Open emreatbina opened 7 years ago
Hi @emreatbina,
That exception seems to be raised by jbinary
internal checks and looks like it is related to this:
https://github.com/hammerlab/pileup.js/blob/master/src/main/data/formats/bamTypes.js#L71
According to the BAM
specification, those 4 chars should start with a BAM
that is followed by the unicode character SOH
or \u001
. Looks like your server is eating the unicode character and I assuming this has something to do with the way nginx is set up. GitHub doesn't show it but you can the issue here:
Would you mind double checking your nginx setup to make sure that it can serve unicode characters? If the problem is not that, I am curious about how that BAM file was generated — in which case, a sliced version to reproduce the problem would be really useful.
Let me know!
I tried the BAM files that you used in your demo as well and got the same error. In addition to Nginx, I tried a few Node.js servers (node-static and http-server). Made sure that the charset is UTF-8 for all of them. HTTP response headers that get returned in my setup and your demo are pretty much the same but my response content contains some unicode characters for some reason, and that's probably why I'm getting this error. However; I can download the BAM files from my HTTP server and view them just fine with samtools and IGV.js
@emreatbina: hmm, that is really weird. We have been testing those parsing APIs so hard that it is sad to see this failure, but we first have to look for a few things that might be causing this behavior:
nginx
configuration issue (e.g. if it forces the content that is proxied to be of a particular charset), then maybe we can blame the browser since sometimes the proxy/webserver lets the client pick the encoding. If you are familiar with the devtools of any browser, I would love to see the request/response metadata to better debug this. If not would you mind letting me know what this particular command produces on your end: $ curl $BAMURL -H 'Range: bytes=0-3917' | gunzip | hexdump -n 16 -C
and if gzip is disabled then you can just remove the gunzip
part of the pipe.Thanks and sorry that you are having this issue.
Thanks for getting back. I'm sure we'll resolve this issue soon.
curl http://localhost:8000/synth3.normal.17.7500000-7515000.bam | samtools view
works fine.

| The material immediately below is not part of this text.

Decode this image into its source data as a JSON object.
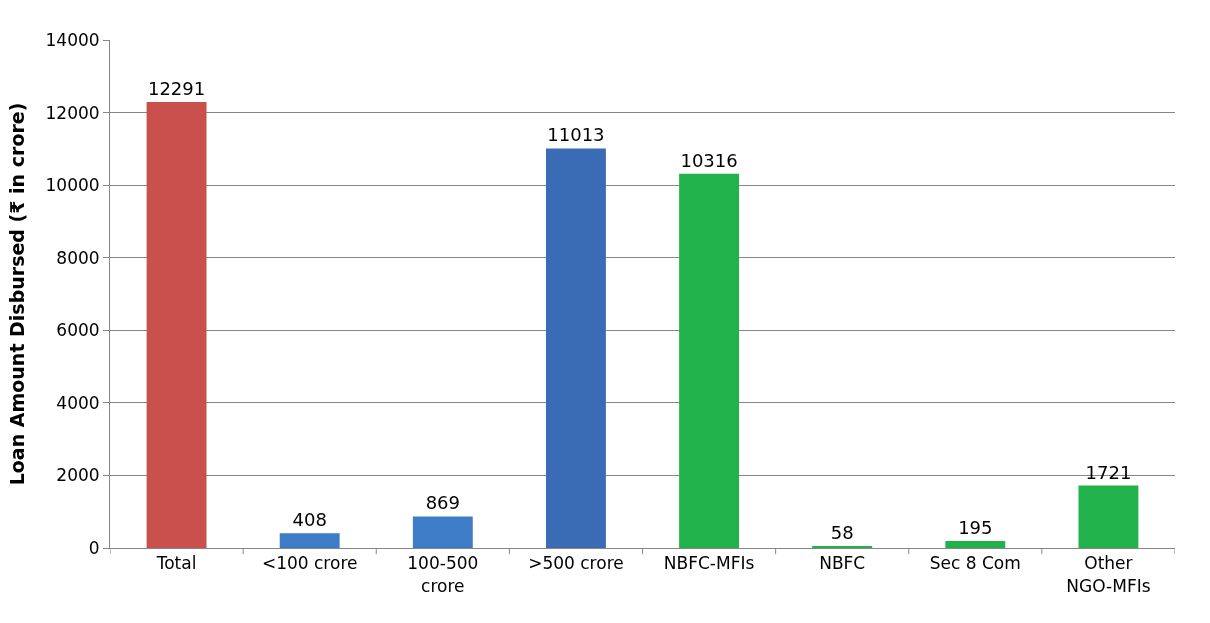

Same thing with IGV.js, I'm serving the BAM file with nginx and it can view it fine.
curl http://localhost:8000/synth3.normal.17.7500000-7515000.bam -s -H 'Range: bytes=0-3917' | gunzip | hexdump -n 16 -C
returns
00000000 42 41 4d 01 21 3e 00 00 40 48 44 09 56 4e 3a 31 |BAM.!>..@HD.VN:1| 00000010
curl http://www.hammerlab.org/pileup/test-data/synth3.normal.17.7500000-7515000.bam -s -H 'Range: bytes=0-3917' | gunzip | hexdump -n 16 -C
returns
00000000 42 41 4d 01 21 3e 00 00 40 48 44 09 56 4e 3a 31 |BAM.!>..@HD.VN:1| 00000010
http://www.hammerlab.org/pileup/test-data/synth3.normal.17.7500000-7515000.bam
Sorry for the late reply, @emreatbina; but at this point, I have no idea what might be going wrong. The only possibility of getting such inconsistent responses from the server might be related to the client's request headers where your browser might be asking for something different and forcing to nginx server to use the wrong character encoding.
We haven't been testing the library against various combinations of browser settings, but this looks to me a like an edge use case. Let me know if you want to try to debug this on your side, but otherwise, I will probably won't be able to take a look at it in the foreseeable future :(
I set up pileup.js in my own environment where I am serving BAM files using Nginx. However; I see this error in the js console. Do I need any specific headers sent by Nginx?